Among the indicators that showed improvement in the competitiveness report is access to finance (68.9 percent), policy stability and predictability (58.3 percent), a skilled workforce (55.3 percent), and an effective legal environment (43.7 percent).

Others included a high level of education (41.7 percent), a business-friendly environment (39.8 percent), reliable infrastructure (34 percent), effective labor relations (30.1 percent), and cost competitiveness (25.2 percent).

Economic analyst Mazen Irsheid told Jordan News that the result of the 2022 Global Competitiveness Index report was excepted since Jordan is recovering from the repercussions of the COVID-19 pandemic.

But he explained that the report “is essential to every country because it is one of the main factors that would attract foreign investments”.

“The high energy costs would always lead to increased investment and production costs, so in the case of Jordan, profits would be higher in other countries in the region that ranked higher,” he added.

Irsheid agreed with the report that there are areas of improvement, like in the renewable energy sector and.
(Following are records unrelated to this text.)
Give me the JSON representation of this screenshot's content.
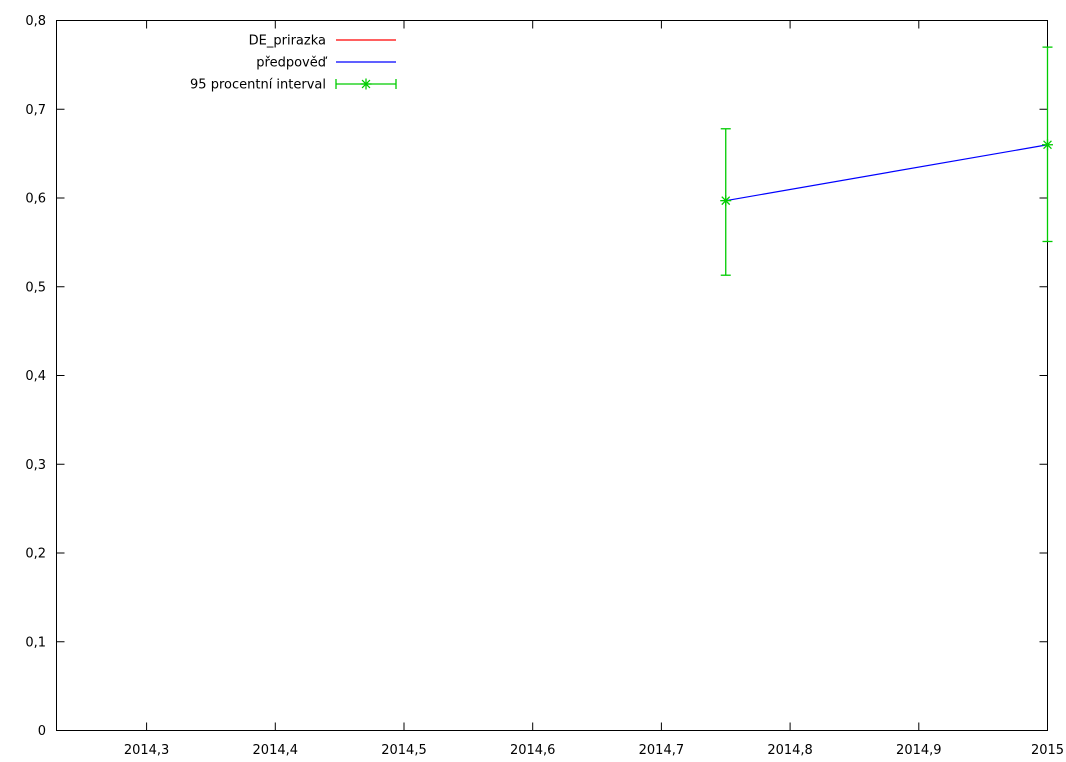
{
  "chart_data": {
    "type": "line",
    "title": "",
    "xlabel": "",
    "ylabel": "",
    "xlim": [
      2014.23,
      2015.0
    ],
    "ylim": [
      0,
      0.8
    ],
    "grid": false,
    "legend_position": "top-left",
    "x_ticks": [
      2014.3,
      2014.4,
      2014.5,
      2014.6,
      2014.7,
      2014.8,
      2014.9,
      2015
    ],
    "x_tick_labels": [
      "2014,3",
      "2014,4",
      "2014,5",
      "2014,6",
      "2014,7",
      "2014,8",
      "2014,9",
      "2015"
    ],
    "y_ticks": [
      0,
      0.1,
      0.2,
      0.3,
      0.4,
      0.5,
      0.6,
      0.7,
      0.8
    ],
    "y_tick_labels": [
      "0",
      "0,1",
      "0,2",
      "0,3",
      "0,4",
      "0,5",
      "0,6",
      "0,7",
      "0,8"
    ],
    "series": [
      {
        "name": "DE_prirazka",
        "color": "#ff0000",
        "x": [],
        "y": []
      },
      {
        "name": "předpověď",
        "color": "#0000ff",
        "x": [
          2014.75,
          2015.0
        ],
        "y": [
          0.597,
          0.66
        ]
      }
    ],
    "error_bars": {
      "name": "95 procentní interval",
      "color": "#00cc00",
      "points": [
        {
          "x": 2014.75,
          "y": 0.597,
          "low": 0.513,
          "high": 0.678
        },
        {
          "x": 2015.0,
          "y": 0.66,
          "low": 0.551,
          "high": 0.77
        }
      ]
    }
  }
}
He noted that the improvement is prolonged, compared to other countries like Morocco, adding that Jordan still imports 90 percent of its energy needs. 

As for the GPD, Irsheid said there is a slight improvement in exports, where they are increasing, but the tourism sector is still not recovering and is still under the rates that it was before the pandemic.
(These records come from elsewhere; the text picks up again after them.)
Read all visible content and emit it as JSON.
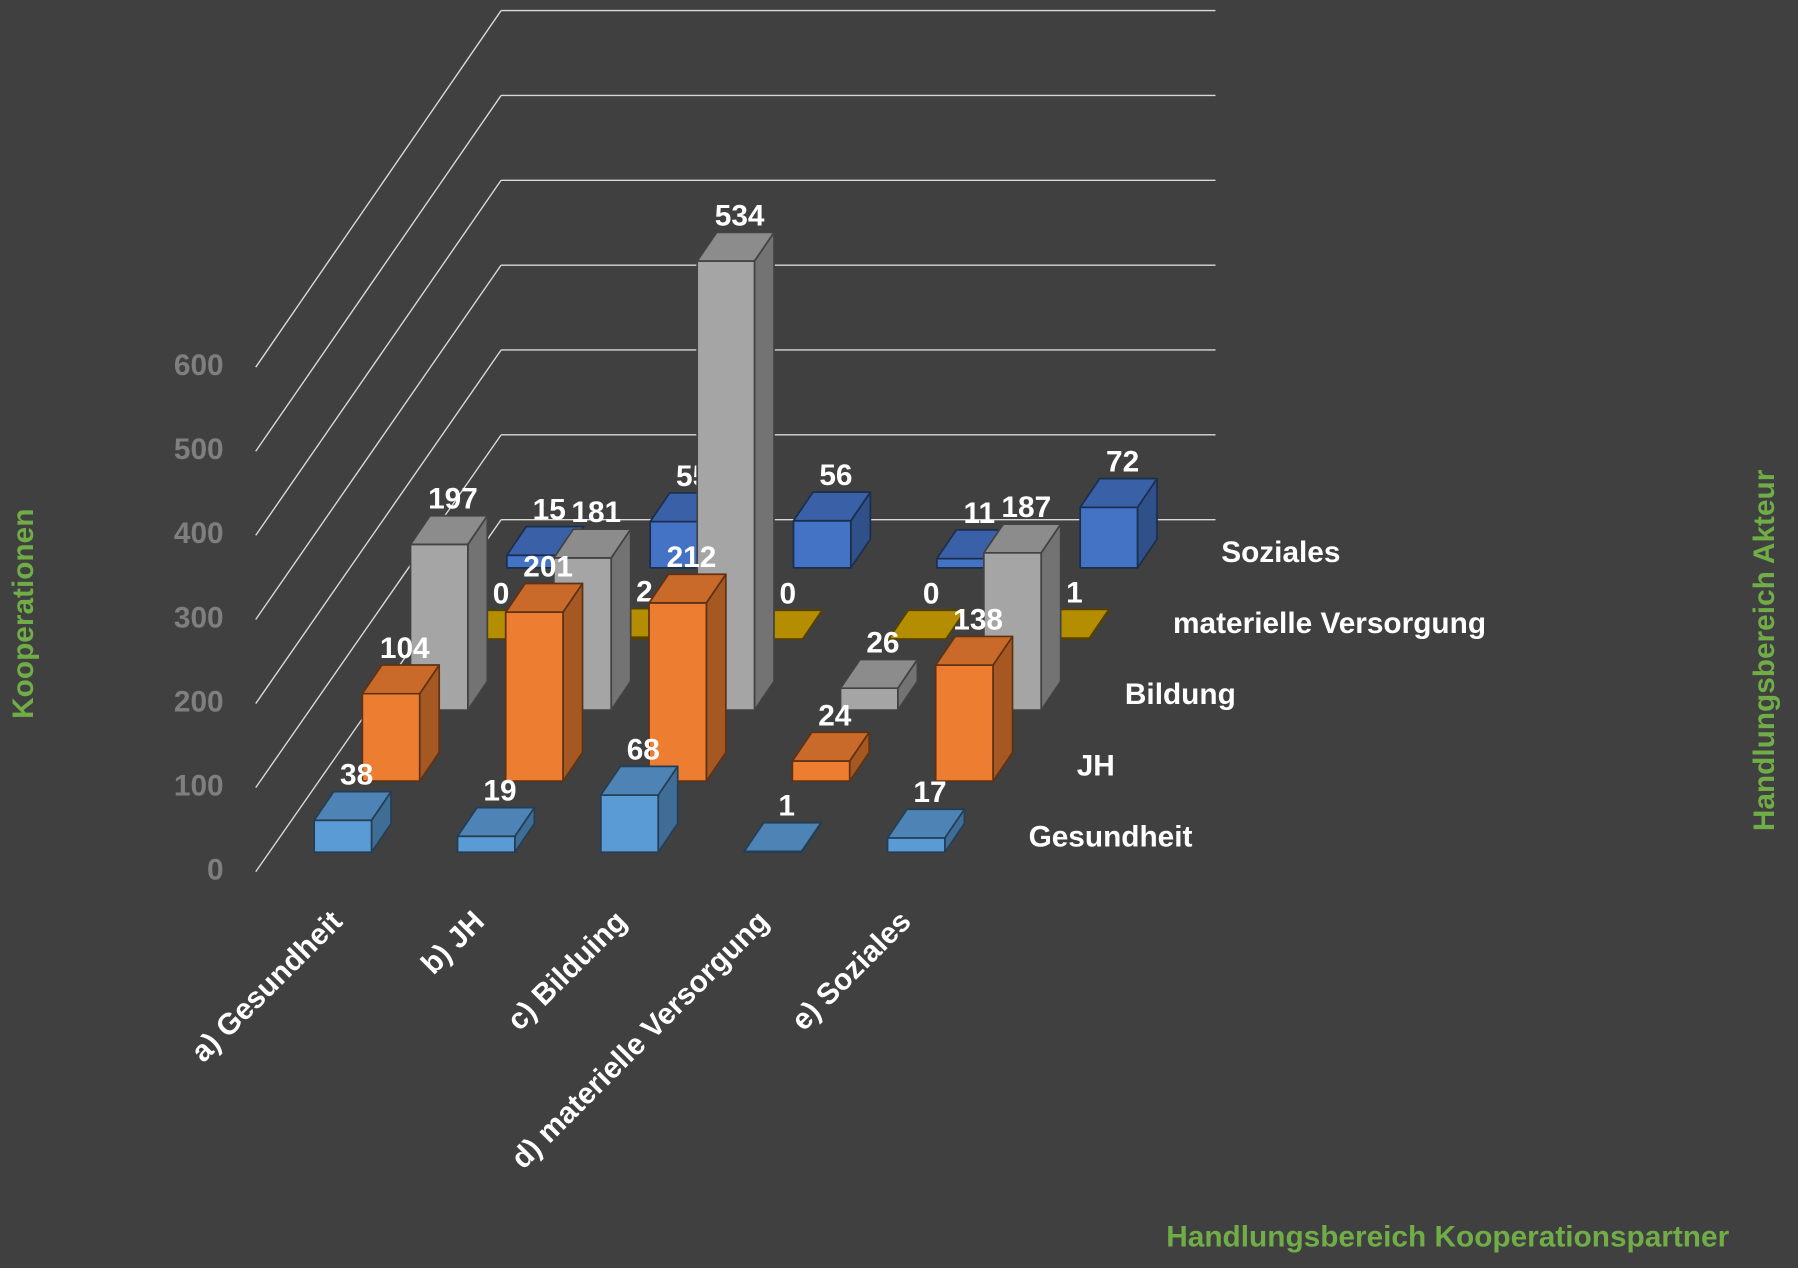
{
  "chart_data": {
    "type": "bar3d",
    "ylabel": "Kooperationen",
    "xlabel": "Handlungsbereich Kooperationspartner",
    "zlabel": "Handlungsbereich Akteur",
    "categories": [
      "a) Gesundheit",
      "b) JH",
      "c) Bilduing",
      "d) materielle Versorgung",
      "e) Soziales"
    ],
    "series": [
      {
        "name": "Gesundheit",
        "color": "#5b9bd5",
        "values": [
          38,
          19,
          68,
          1,
          17
        ]
      },
      {
        "name": "JH",
        "color": "#ed7d31",
        "values": [
          104,
          201,
          212,
          24,
          138
        ]
      },
      {
        "name": "Bildung",
        "color": "#a5a5a5",
        "values": [
          197,
          181,
          534,
          26,
          187
        ]
      },
      {
        "name": "materielle Versorgung",
        "color": "#d4a600",
        "values": [
          0,
          2,
          0,
          0,
          1
        ]
      },
      {
        "name": "Soziales",
        "color": "#4472c4",
        "values": [
          15,
          55,
          56,
          11,
          72
        ]
      }
    ],
    "ylim": [
      0,
      600
    ],
    "yticks": [
      0,
      100,
      200,
      300,
      400,
      500,
      600
    ],
    "grid": true
  }
}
“We hope the tourism sector will improve in the second half of the year,” he said. “Soon, we will see the results of the Jordanian-Iraqi free economic zone and the opening back to the Syrian market ... where the commerce exchange will improve, but this will take some time,” he added.

Irsheid said that Jordan’s ranking in the index could only be improved if the unemployment rate decreased, foreign investments increased, and the economy grew.

“But this will not be achieved by the end of this year since inflation is rising,” he predicted.

Economist Wajdi Al-Makhamreh told Jordan News that the report showed that Jordan is not an attractive country for investors and business people in view of its declining competitiveness.

Makhamreh attributed the receded ranking to “the bureaucracy infesting the Kingdom, in addition to the weak investment system, transportation sector, and the lack of accountability”.

“This doesn’t encourage any foreign or local investors to do business in Jordan, but they will be looking towards other countries with higher competitive markets,” he said.

“This is a bad indicator, and the government should follow through,” he added.

Makhamreh commented on the government’s efficiency indicator in the index, saying that despite its effort to reform the public sector and solve its issues, it scored low on government efficiency.

But he noted that some good indicators in the index, like access to finance, where many people can find funding for their projects, political stability, skilled force, and good education.

“The decline in the index points to the need of a lot of work so we can become a competitive market,” he said. “Now, we have the economic modernization vision, whose main purpose is to attract investment;”

He said if the report’s “indicators did not improve, there will be massive challenges in the path of the economic vision in the next 10 years,” Makhamreh added.

Economist Yousef Al-Damra agreed with Makhamreh and Irsheid on the importance of the report in attracting new investors, saying it allows the government to review its performance.

Damra is optimistic about next year’s ranking, and he expects that if the government implements the economic modernization vision, Jordan will be able to seize a higher rank and attract investments.

He said that according to the government efficiency indicator, Jordan is going backward, instead of moving forward as a result of bureaucracy.

Darma maintained that the index did not take new challenges into consideration, such as the impact of the Russian-Ukrainian conflict on Jordan and the region.